Another possible sleeper to lead the Big East in rushing is Jordan Todman from UConn. Todman is another back who split time in 2009 and heads into the 2010 campaign as the outright starter for the Huskies. He will be spelled at times by Kelmetrus Wylie, but Todman is the man that will be toting the rock for UConn.

All he did last year was put up more than 1,100 yards as part of a duo with senior Andre Dixon, who also put up 1,000 yards.

Todman is another back not known in every part of the country, but college football fans should know who he is after this year. He could be 2010's version of Toby Gerhart.

The Best of the Rest

Joe Martinek is a rough-and-tumble senior back who Rutgers will count on to bring home a title.

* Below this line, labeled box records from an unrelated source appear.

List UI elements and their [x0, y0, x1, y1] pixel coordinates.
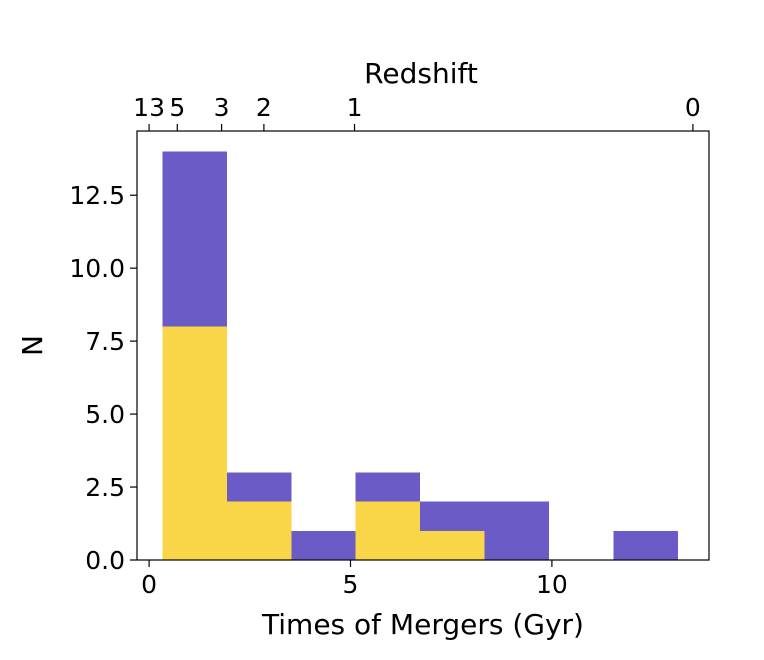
bar-series0-bin0 — [162, 326, 227, 560]
bar-series0-bin1 — [226, 501, 292, 560]
y-tick-label: 7.5 — [85, 327, 125, 356]
secondary-x-axis-label: Redshift — [364, 57, 478, 90]
bar-series1-bin0 — [162, 151, 227, 327]
bar-series1-bin5 — [484, 501, 550, 560]
x-axis-label: Times of Mergers (Gyr) — [261, 608, 584, 641]
plot-frame — [136, 130, 710, 561]
y-tick-label: 10.0 — [69, 254, 125, 283]
y-tick-label: 5.0 — [85, 400, 125, 429]
redshift-tick-label: 13 — [133, 93, 165, 122]
y-axis-label: N — [16, 335, 49, 356]
redshift-tick-label: 0 — [685, 93, 701, 122]
x-tick-label: 10 — [536, 570, 568, 599]
redshift-tick-label: 5 — [169, 93, 185, 122]
x-tick-label: 0 — [141, 570, 157, 599]
bar-series1-bin3 — [355, 472, 421, 502]
redshift-tick-label: 3 — [214, 93, 230, 122]
bar-series1-bin2 — [291, 530, 356, 560]
x-tick-label: 5 — [343, 570, 359, 599]
bar-series0-bin4 — [420, 530, 485, 560]
redshift-tick-label: 1 — [347, 93, 363, 122]
bar-series1-bin1 — [226, 472, 292, 502]
y-tick-label: 2.5 — [85, 473, 125, 502]
y-tick-label: 12.5 — [69, 181, 125, 210]
bar-series1-bin7 — [613, 530, 678, 560]
ticks-group: 0 5 100.02.55.07.510.012.513 5 3 2 1 0 — [69, 93, 701, 599]
y-tick-label: 0.0 — [85, 546, 125, 575]
bar-series1-bin4 — [420, 501, 485, 531]
bar-series0-bin3 — [355, 501, 421, 560]
bars-group — [162, 151, 678, 560]
redshift-tick-label: 2 — [256, 93, 272, 122]
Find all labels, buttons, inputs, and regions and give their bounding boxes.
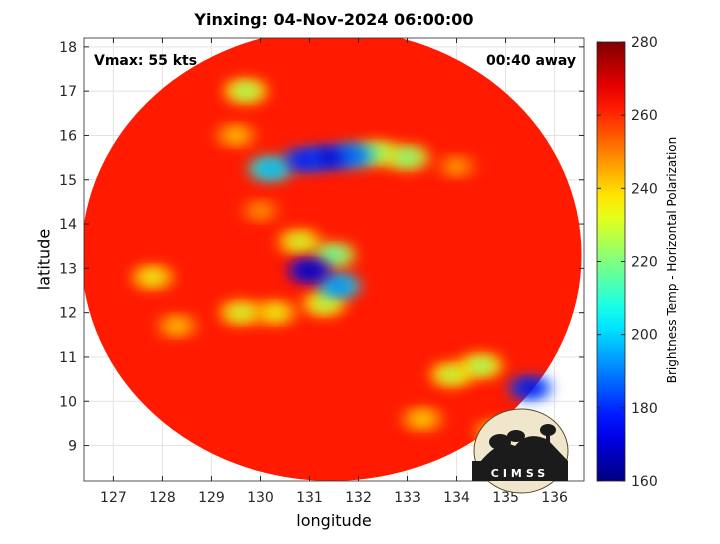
chart-title: Yinxing: 04-Nov-2024 06:00:00 (194, 10, 474, 29)
tb-feature (140, 270, 165, 285)
tb-feature (228, 305, 253, 320)
tb-feature (297, 263, 322, 278)
colorbar-tick-label: 200 (631, 328, 658, 344)
x-axis-label: longitude (296, 511, 372, 530)
y-tick-label: 15 (59, 173, 77, 189)
colorbar-label: Brightness Temp - Horizontal Polarizatio… (665, 136, 679, 384)
tb-feature (326, 279, 351, 294)
x-tick-label: 127 (100, 490, 127, 506)
logo-text: CIMSS (491, 467, 549, 480)
tb-feature (469, 358, 494, 373)
tb-feature (518, 380, 543, 395)
cimss-logo: CIMSS (472, 408, 569, 494)
tb-feature (165, 318, 190, 333)
logo-dish (507, 430, 525, 442)
tb-feature (322, 248, 346, 263)
tb-feature (258, 161, 283, 176)
x-tick-label: 130 (247, 490, 274, 506)
x-tick-label: 132 (345, 490, 372, 506)
y-tick-label: 10 (59, 394, 77, 410)
tb-feature (444, 159, 469, 174)
tb-feature (312, 296, 337, 311)
y-tick-label: 9 (68, 439, 77, 455)
tb-feature (287, 234, 312, 249)
logo-band (472, 461, 568, 481)
y-axis-label: latitude (34, 228, 54, 291)
colorbar (596, 41, 626, 482)
colorbar-tick-label: 240 (631, 181, 658, 197)
y-tick-label: 16 (59, 128, 77, 144)
logo-tank (540, 424, 556, 436)
tb-feature (395, 150, 420, 165)
tb-feature (263, 305, 288, 320)
colorbar-tick-label: 160 (631, 474, 658, 490)
tb-feature (439, 367, 464, 382)
x-tick-label: 128 (149, 490, 176, 506)
plot-frame (83, 37, 585, 482)
colorbar-tick-label: 180 (631, 401, 658, 417)
x-tick-label: 136 (541, 490, 568, 506)
tb-feature (410, 411, 435, 426)
tb-feature (317, 150, 342, 165)
colorbar-tick-label: 260 (631, 108, 658, 124)
y-tick-label: 17 (59, 84, 77, 100)
logo-tower (546, 432, 550, 462)
feature-layer (130, 79, 553, 445)
x-tick-label: 135 (492, 490, 519, 506)
tb-feature (248, 203, 273, 218)
x-tick-label: 133 (394, 490, 421, 506)
y-tick-label: 14 (59, 217, 77, 233)
time-away-annotation: 00:40 away (486, 53, 576, 69)
x-tick-label: 134 (443, 490, 470, 506)
x-tick-label: 131 (296, 490, 323, 506)
y-tick-label: 18 (59, 40, 77, 56)
tb-feature (223, 128, 248, 143)
swath-group (84, 38, 582, 481)
logo-dish (489, 434, 511, 450)
x-tick-label: 129 (198, 490, 225, 506)
y-tick-label: 11 (59, 350, 77, 366)
tb-feature (233, 84, 258, 99)
y-tick-label: 12 (59, 306, 77, 322)
colorbar-tick-label: 280 (631, 35, 658, 51)
y-tick-label: 13 (59, 261, 77, 277)
colorbar-tick-label: 220 (631, 255, 658, 271)
vmax-annotation: Vmax: 55 kts (94, 53, 198, 69)
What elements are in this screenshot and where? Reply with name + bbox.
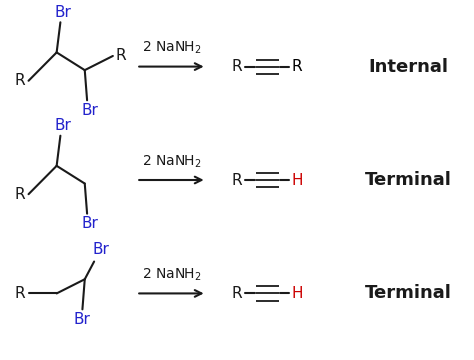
Text: R: R xyxy=(116,49,127,63)
Text: 2 NaNH$_2$: 2 NaNH$_2$ xyxy=(142,40,201,57)
Text: H: H xyxy=(291,172,303,188)
Text: 2 NaNH$_2$: 2 NaNH$_2$ xyxy=(142,267,201,283)
Text: R: R xyxy=(232,286,242,301)
Text: H: H xyxy=(291,286,303,301)
Text: R: R xyxy=(232,172,242,188)
Text: Terminal: Terminal xyxy=(365,171,451,189)
Text: 2 NaNH$_2$: 2 NaNH$_2$ xyxy=(142,153,201,170)
Text: R: R xyxy=(292,59,302,74)
Text: R: R xyxy=(15,286,26,301)
Text: R: R xyxy=(15,73,26,88)
Text: Internal: Internal xyxy=(368,58,448,76)
Text: Br: Br xyxy=(81,216,98,231)
Text: Br: Br xyxy=(74,312,91,327)
Text: Br: Br xyxy=(55,118,71,133)
Text: Terminal: Terminal xyxy=(365,284,451,302)
Text: Br: Br xyxy=(55,5,71,20)
Text: R: R xyxy=(232,59,242,74)
Text: Br: Br xyxy=(93,242,109,257)
Text: Br: Br xyxy=(81,103,98,118)
Text: R: R xyxy=(15,187,26,202)
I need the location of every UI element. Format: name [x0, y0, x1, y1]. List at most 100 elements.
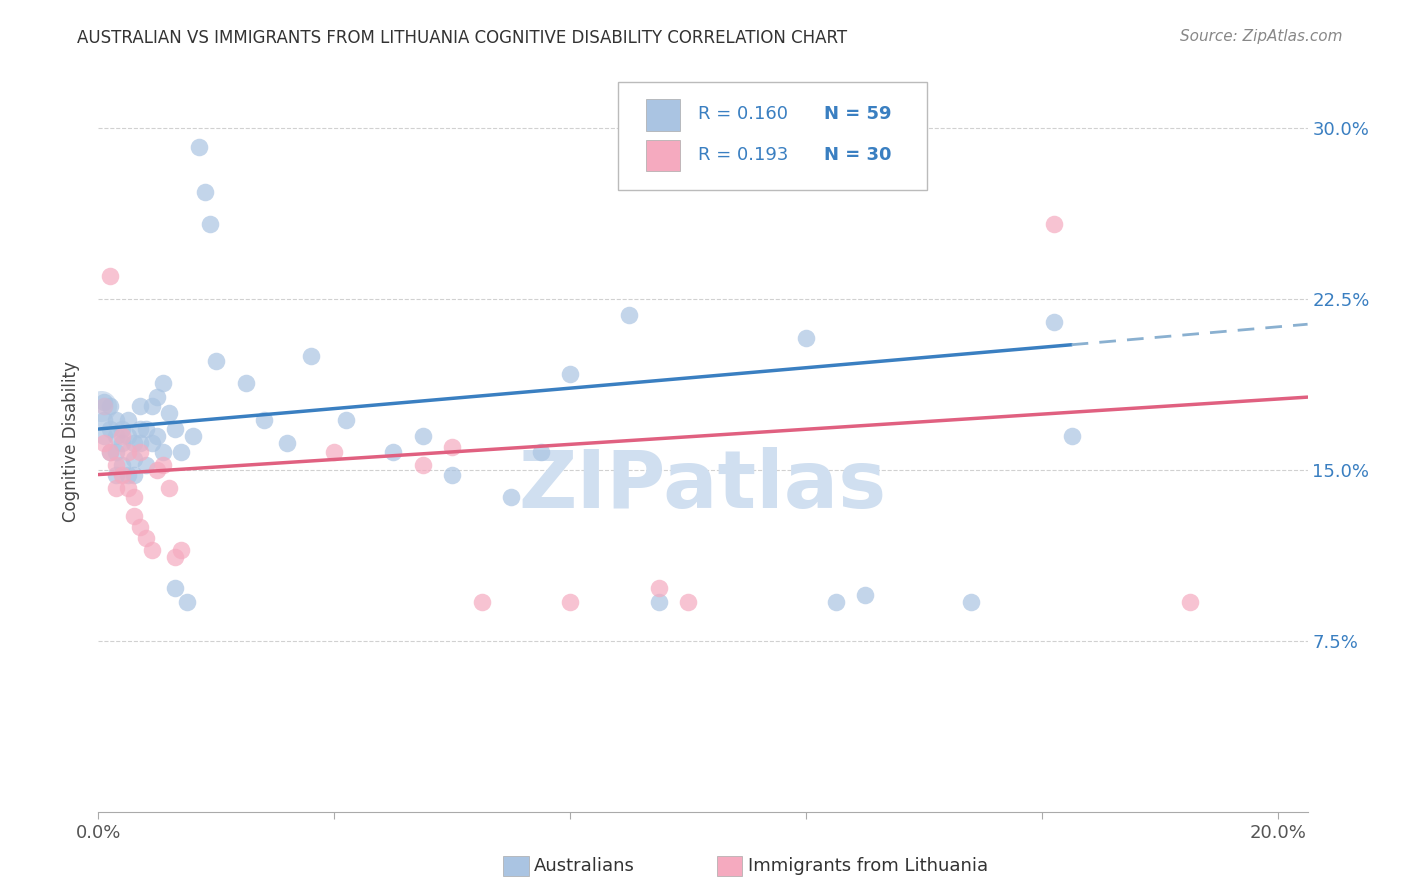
Point [117, 413, 139, 427]
Point [93, 394, 115, 409]
Point [122, 508, 145, 523]
Point [111, 422, 134, 436]
Point [1178, 595, 1201, 609]
Point [412, 429, 434, 443]
Point [105, 429, 128, 443]
Point [181, 429, 204, 443]
Point [122, 435, 145, 450]
Point [135, 458, 157, 473]
FancyBboxPatch shape [647, 100, 681, 130]
Point [146, 429, 169, 443]
Point [1060, 429, 1083, 443]
Point [276, 435, 298, 450]
Point [135, 422, 157, 436]
Point [200, 217, 222, 231]
Point [93, 413, 115, 427]
Text: AUSTRALIAN VS IMMIGRANTS FROM LITHUANIA COGNITIVE DISABILITY CORRELATION CHART: AUSTRALIAN VS IMMIGRANTS FROM LITHUANIA … [77, 29, 848, 46]
Point [152, 458, 174, 473]
Point [152, 444, 174, 458]
Point [678, 595, 700, 609]
Point [165, 582, 187, 596]
Point [93, 435, 115, 450]
Point [141, 542, 163, 557]
Point [165, 422, 187, 436]
Point [117, 481, 139, 495]
Point [128, 435, 150, 450]
Point [98, 269, 121, 284]
Text: ZIPatlas: ZIPatlas [519, 447, 887, 525]
Point [128, 444, 150, 458]
Point [205, 353, 228, 368]
Text: N = 30: N = 30 [824, 146, 891, 164]
Text: R = 0.160: R = 0.160 [699, 105, 789, 123]
Point [93, 399, 115, 413]
Point [117, 444, 139, 458]
Point [141, 435, 163, 450]
Point [157, 406, 180, 420]
Point [252, 413, 274, 427]
Point [187, 139, 209, 153]
Point [128, 422, 150, 436]
Point [117, 467, 139, 482]
Point [853, 588, 876, 602]
Point [824, 595, 846, 609]
Point [111, 467, 134, 482]
Point [152, 376, 174, 391]
Point [105, 481, 128, 495]
Point [98, 399, 121, 413]
Text: Source: ZipAtlas.com: Source: ZipAtlas.com [1180, 29, 1343, 44]
Point [146, 463, 169, 477]
Point [128, 520, 150, 534]
Point [157, 481, 180, 495]
Point [111, 429, 134, 443]
Point [441, 440, 464, 454]
Point [170, 542, 193, 557]
Point [122, 467, 145, 482]
Point [135, 532, 157, 546]
Point [412, 458, 434, 473]
FancyBboxPatch shape [647, 140, 681, 171]
Point [441, 467, 464, 482]
Text: Immigrants from Lithuania: Immigrants from Lithuania [748, 857, 988, 875]
Text: R = 0.193: R = 0.193 [699, 146, 789, 164]
Point [105, 413, 128, 427]
Point [1043, 217, 1066, 231]
Point [105, 444, 128, 458]
Y-axis label: Cognitive Disability: Cognitive Disability [62, 361, 80, 522]
Point [105, 458, 128, 473]
Point [530, 444, 553, 458]
Point [335, 413, 357, 427]
Point [111, 435, 134, 450]
Point [98, 444, 121, 458]
Point [648, 595, 671, 609]
Point [111, 458, 134, 473]
Point [560, 368, 582, 382]
Point [960, 595, 983, 609]
Point [98, 422, 121, 436]
Point [122, 491, 145, 505]
Point [170, 444, 193, 458]
Point [194, 185, 217, 199]
FancyBboxPatch shape [619, 82, 927, 190]
Text: N = 59: N = 59 [824, 105, 891, 123]
Point [323, 444, 346, 458]
Point [501, 491, 523, 505]
Point [165, 549, 187, 564]
Point [93, 429, 115, 443]
Point [90, 399, 112, 413]
Point [105, 467, 128, 482]
Point [560, 595, 582, 609]
Point [235, 376, 257, 391]
Point [299, 349, 322, 363]
Point [794, 331, 817, 345]
Point [619, 308, 641, 322]
Text: Australians: Australians [534, 857, 636, 875]
Point [141, 399, 163, 413]
Point [382, 444, 405, 458]
Point [128, 399, 150, 413]
Point [471, 595, 494, 609]
Point [176, 595, 198, 609]
Point [122, 451, 145, 466]
Point [146, 390, 169, 404]
Point [117, 429, 139, 443]
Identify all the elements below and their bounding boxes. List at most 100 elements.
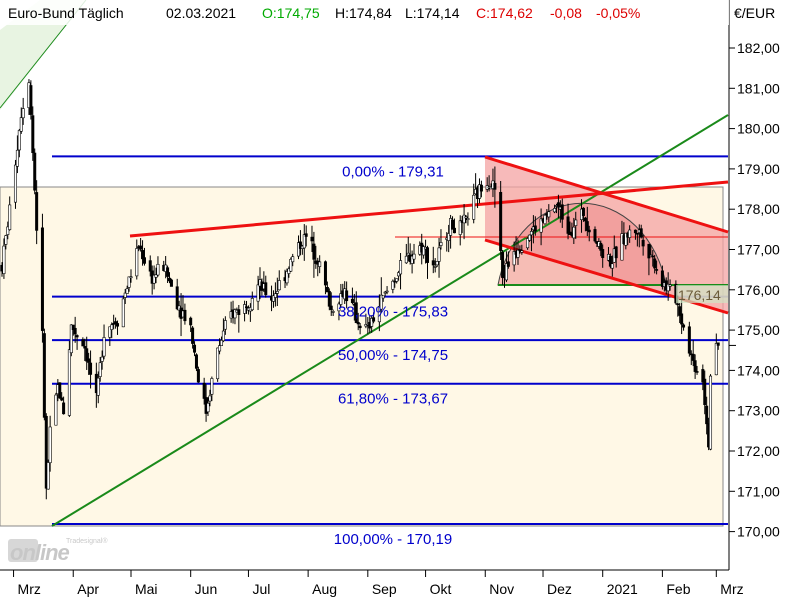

The Scarlet Knights also have depth with Mohamed Sanu and Tom Savage behind Martinek.

In Louisville, a shift of position has Victor Anderson ready to regain his position at the top of the depth chart at running back. Injuries set him back in 2009 after a blistering start to his career in 2008. Anderson should be a force to be reckoned with for the Cardinal.

Delone Carter of Syracuse is another upperclassman workhorse back ready to do his thing again, and Moise Plancher of South Florida will be back for a sixth year of eligibility to help the Bulls.